Since meeting Serge Benhayon and his family, and participating in Universal Medicine Workshops, I have had the opportunity to feel that there has always been a lovely me on the inside. I am a loving person, full of joy, full of confidence, and full of a deep respect and responsibility for myself, others and life. Beginning to connect to this place regularly, I have started to like myself, and respect myself and appreciate that I deserve nothing but gentleness, deep nurturing, care and even adoration and to be cherished by myself and others.
Although this was very foreign at first, as my self-worth grew I developed an awareness of how to be another way with myself, and I began to say no to unloving behaviours. This process involved me asking people close to me to be more honouring and loving with me in the way they speak with me or touch me, especially my partner. This was very difficult at first, because of the familiar ways of self-loathing, and also the fact that I had allowed others to be abusive with me for so long, so they didn’t understand why all of a sudden it needed to be different.

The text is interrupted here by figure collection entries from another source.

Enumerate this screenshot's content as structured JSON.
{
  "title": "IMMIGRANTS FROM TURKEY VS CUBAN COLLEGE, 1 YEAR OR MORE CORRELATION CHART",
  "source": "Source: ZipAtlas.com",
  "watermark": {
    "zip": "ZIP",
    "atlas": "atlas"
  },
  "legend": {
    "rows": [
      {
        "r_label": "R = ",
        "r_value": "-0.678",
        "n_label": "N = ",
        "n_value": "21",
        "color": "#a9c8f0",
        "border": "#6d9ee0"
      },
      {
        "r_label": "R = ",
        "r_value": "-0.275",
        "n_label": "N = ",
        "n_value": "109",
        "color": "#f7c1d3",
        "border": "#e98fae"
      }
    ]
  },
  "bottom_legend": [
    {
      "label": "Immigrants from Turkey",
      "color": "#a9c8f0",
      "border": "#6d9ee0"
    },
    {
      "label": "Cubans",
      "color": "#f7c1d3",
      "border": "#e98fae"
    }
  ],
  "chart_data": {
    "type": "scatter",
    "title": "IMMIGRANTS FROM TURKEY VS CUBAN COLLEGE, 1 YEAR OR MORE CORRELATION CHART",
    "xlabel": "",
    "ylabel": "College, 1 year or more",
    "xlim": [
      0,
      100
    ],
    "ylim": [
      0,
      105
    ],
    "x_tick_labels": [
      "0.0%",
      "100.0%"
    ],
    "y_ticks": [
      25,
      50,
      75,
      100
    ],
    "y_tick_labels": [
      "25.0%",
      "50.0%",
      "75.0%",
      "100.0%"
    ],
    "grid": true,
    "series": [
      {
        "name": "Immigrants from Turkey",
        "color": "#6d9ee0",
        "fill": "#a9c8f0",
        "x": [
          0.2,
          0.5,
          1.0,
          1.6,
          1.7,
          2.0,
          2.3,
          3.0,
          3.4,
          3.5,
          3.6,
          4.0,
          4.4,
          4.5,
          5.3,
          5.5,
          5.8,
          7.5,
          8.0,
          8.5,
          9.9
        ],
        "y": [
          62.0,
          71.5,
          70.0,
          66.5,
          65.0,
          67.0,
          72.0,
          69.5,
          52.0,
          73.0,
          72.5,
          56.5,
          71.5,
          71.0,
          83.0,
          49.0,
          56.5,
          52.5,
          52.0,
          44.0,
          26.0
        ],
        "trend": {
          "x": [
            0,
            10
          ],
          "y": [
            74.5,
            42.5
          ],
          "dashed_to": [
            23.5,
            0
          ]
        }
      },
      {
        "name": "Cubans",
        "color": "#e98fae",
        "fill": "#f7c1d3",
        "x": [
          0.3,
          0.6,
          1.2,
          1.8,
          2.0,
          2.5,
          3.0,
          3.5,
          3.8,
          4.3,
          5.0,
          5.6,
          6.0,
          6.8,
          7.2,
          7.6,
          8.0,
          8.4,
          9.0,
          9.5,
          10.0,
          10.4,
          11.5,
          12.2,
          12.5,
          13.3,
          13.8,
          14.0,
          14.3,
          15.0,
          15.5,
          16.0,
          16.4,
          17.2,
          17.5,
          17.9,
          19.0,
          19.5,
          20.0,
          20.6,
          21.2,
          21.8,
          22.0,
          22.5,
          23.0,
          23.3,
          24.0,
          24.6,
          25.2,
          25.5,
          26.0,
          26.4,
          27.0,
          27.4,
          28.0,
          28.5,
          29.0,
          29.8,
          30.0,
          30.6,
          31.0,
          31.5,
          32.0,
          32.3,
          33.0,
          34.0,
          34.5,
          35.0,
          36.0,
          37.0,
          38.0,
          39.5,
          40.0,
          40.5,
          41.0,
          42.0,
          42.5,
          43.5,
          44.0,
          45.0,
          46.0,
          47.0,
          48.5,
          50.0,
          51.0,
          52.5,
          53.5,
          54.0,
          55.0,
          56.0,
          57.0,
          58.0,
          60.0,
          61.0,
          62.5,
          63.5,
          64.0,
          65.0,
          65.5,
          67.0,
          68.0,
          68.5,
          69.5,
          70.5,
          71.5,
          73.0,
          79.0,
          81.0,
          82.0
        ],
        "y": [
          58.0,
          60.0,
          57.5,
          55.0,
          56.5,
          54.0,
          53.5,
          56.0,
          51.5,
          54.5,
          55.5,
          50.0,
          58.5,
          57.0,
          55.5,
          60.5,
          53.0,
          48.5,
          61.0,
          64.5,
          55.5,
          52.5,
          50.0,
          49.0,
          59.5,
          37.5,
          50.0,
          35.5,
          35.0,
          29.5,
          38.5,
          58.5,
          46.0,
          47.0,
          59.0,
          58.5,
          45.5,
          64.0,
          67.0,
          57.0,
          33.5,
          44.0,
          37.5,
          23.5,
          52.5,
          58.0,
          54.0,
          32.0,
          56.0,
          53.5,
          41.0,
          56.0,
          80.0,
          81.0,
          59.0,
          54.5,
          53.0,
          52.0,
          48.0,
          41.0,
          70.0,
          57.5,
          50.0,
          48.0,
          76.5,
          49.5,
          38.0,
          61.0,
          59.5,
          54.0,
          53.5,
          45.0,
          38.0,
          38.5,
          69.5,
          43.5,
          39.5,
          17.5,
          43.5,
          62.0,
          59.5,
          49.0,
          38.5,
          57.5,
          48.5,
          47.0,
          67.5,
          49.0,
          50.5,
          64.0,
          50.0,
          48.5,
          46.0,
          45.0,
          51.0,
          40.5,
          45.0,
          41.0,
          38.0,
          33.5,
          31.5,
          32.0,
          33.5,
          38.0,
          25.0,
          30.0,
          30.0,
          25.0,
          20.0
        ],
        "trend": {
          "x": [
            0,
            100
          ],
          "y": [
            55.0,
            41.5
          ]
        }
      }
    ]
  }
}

The most challenging part has been the difficulty or discomfort in speaking up. On the inside the self-abuse and self-loathing from the past would say to me, “who’s going to listen to you?” or “why is what you feel so important?” or “maybe you’re wrong”. It was like there was a constant voice telling me that I was pathetic, so just give up and do what you’ve always done. At these times, when I was upset, I’m afraid to admit that this is when I was very likely to say to my partner that you need to change because, “Serge said that…” or, “Natalie said that “…”. This was very unloving and came from my own hurts and inability to truly love myself and therefore a feeling that my words, my expressions and my feelings were not enough, or would not be heard. Neither Serge Benhayon, Natalie Benhayon nor any other practitioner at Universal Medicine have ever told me how to live my life, or what to tell my partner, so I now understand that what I said is how the work of Serge Benhayon and Universal Medicine is abused and misinterpreted in an unloving way.